For the simple fact that everything else about this game is irritating and loathsome, I will try to be a bit more lenient. First of all, if GTA wasn't already a great game, then I would have given credit to the graphics in Dukes of Hazzard for originality. But as I have previously stated, Dukes of Hazzard lacked innovation and heightened in peculation. However it's a tough market and yes, there are critics such as myself that will tell you this game sucks. It is interesting and fun for the first hour and a half you play. Then everything just seems to get repetitive. I had experienced a feeling of festivity doing the 360's and 180 turns. Graphically this was put together well. It just seemed to me that it was too much like a game I have already played. I don't know about you, but when I play new games, I look for new animations and features in the graphics. The graphics are sometimes the most important part of the game. The graphics are the make or the break. The stunts in this game are unique, but they aren't breathtaking. In the television show, the stunts are what made the show for the people of the 80's. Therefore the stunts in this game should have been off the wall, knock your socks off type of excitement. However, The Duke's of Hazzard goes to show if your looking for a cheap game that is attempting to rip off other game ideas, then this is your follow up. Don't get me wrong, the stunts are good, but in "Stuntman" they are great. I think they should've ripped the stunt procedures off of "Stuntman" and used the background scenery from "Red Dead Revolver" as the setting. If they were going to rip off GTA, they might as well have stolen other bits and pieces from other great games. On account, the graphics could have been better. I didn't understand how I kept wrecking my car in this one part from running over this white crap that looked like snow. But in the game it was supposed to be rocks. So as far as graphics, I was frustrated as the game was disappointing.

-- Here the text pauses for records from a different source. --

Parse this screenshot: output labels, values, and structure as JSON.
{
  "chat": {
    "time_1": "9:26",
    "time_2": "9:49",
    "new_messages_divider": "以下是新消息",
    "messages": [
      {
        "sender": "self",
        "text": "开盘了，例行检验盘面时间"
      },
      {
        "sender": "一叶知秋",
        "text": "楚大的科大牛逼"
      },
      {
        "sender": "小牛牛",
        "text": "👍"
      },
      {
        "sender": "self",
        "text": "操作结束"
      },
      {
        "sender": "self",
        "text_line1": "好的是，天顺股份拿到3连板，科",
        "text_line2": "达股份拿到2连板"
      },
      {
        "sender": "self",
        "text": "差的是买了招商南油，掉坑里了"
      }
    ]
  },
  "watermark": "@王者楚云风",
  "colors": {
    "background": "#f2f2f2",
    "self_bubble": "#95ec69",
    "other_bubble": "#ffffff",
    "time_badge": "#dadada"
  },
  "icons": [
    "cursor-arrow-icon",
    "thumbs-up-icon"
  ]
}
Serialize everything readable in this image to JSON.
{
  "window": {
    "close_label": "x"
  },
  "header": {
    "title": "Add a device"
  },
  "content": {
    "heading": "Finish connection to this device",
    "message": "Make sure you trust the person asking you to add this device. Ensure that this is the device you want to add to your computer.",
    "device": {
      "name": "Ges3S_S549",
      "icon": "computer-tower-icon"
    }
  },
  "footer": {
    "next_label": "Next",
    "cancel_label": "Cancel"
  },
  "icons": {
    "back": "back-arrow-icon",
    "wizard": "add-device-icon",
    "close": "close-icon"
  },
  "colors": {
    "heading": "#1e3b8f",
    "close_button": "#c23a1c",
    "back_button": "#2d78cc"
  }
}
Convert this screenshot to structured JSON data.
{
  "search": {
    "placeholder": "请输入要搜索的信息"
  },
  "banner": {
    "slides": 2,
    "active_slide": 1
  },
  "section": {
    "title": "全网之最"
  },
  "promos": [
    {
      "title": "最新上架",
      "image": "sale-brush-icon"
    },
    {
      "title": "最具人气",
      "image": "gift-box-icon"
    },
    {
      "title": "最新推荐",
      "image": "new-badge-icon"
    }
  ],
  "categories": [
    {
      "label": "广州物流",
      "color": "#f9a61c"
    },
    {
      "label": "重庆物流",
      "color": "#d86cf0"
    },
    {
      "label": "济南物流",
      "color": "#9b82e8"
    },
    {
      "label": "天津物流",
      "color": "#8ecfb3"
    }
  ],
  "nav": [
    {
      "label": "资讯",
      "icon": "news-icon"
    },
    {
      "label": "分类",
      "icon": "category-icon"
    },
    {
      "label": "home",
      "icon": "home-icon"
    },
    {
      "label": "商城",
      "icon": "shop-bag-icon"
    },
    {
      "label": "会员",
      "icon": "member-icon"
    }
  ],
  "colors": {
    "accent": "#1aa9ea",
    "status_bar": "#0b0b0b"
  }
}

The sound in this game is of no better quality then you will get in any other game. There is no need to hook this up to the surround sound system, because there are no audio sounds worth enhancing perception upon. One concluded notion I came upon that was monotonously irking me was the game had precisely measured up to the same sounds of the vehicles in GTA. Again more GTA feels in the game. I felt that when I was driving down the street, I wanted to get out of my car and blow something up. But in all seriousness, I could identify the sounds of the cars in Grand Theft Auto through engagement of gameplay. All other sounds in this game were average. There was nothing that jumped out at me, except for an occasional absolute annoyance, "Yee Haaw!"

Replay Value

The game isn't worth the five dollars to rent it, therefore it isn't worth the $30 dollars to buy it. Thirty dollars is a great deal on a fairly new game, but $30 dollars is a rip off if you spend it on this game. I don't at anytime see it worth purchasing this game, being that the television show wasn't even good. I'm going to take it to a whole other level and give you some great advice. If you see the game on sale, don't buy it. Most importantly, if they are giving the game away for free, don't take it. It's a waste of your time, shelf space, and will only collect dust.

Bottom Line:

If you are looking for a racing game, get an EA Sports racing game from any year. If your looking for a game with good stunts, get Stuntman or any football game you see. But whatever you do, don't buy this game for all the wrong reasons. However, if you do want to play a game that has two guys (straight out the trailer park), driving in a car picking up items (endlessly throughout the entire game), then go out and piss your money away. The only reason anybody should get this game, is if they were one of those collector fanatics that have nothing better to do with their time and money, other than worship the alternative people and television sitcoms. So, unless you're a diehard Dukes of Hazzard fan, seek another game. If you only want the game because of Daisy, check playboy, she may be in one of the retro issues from the 80's.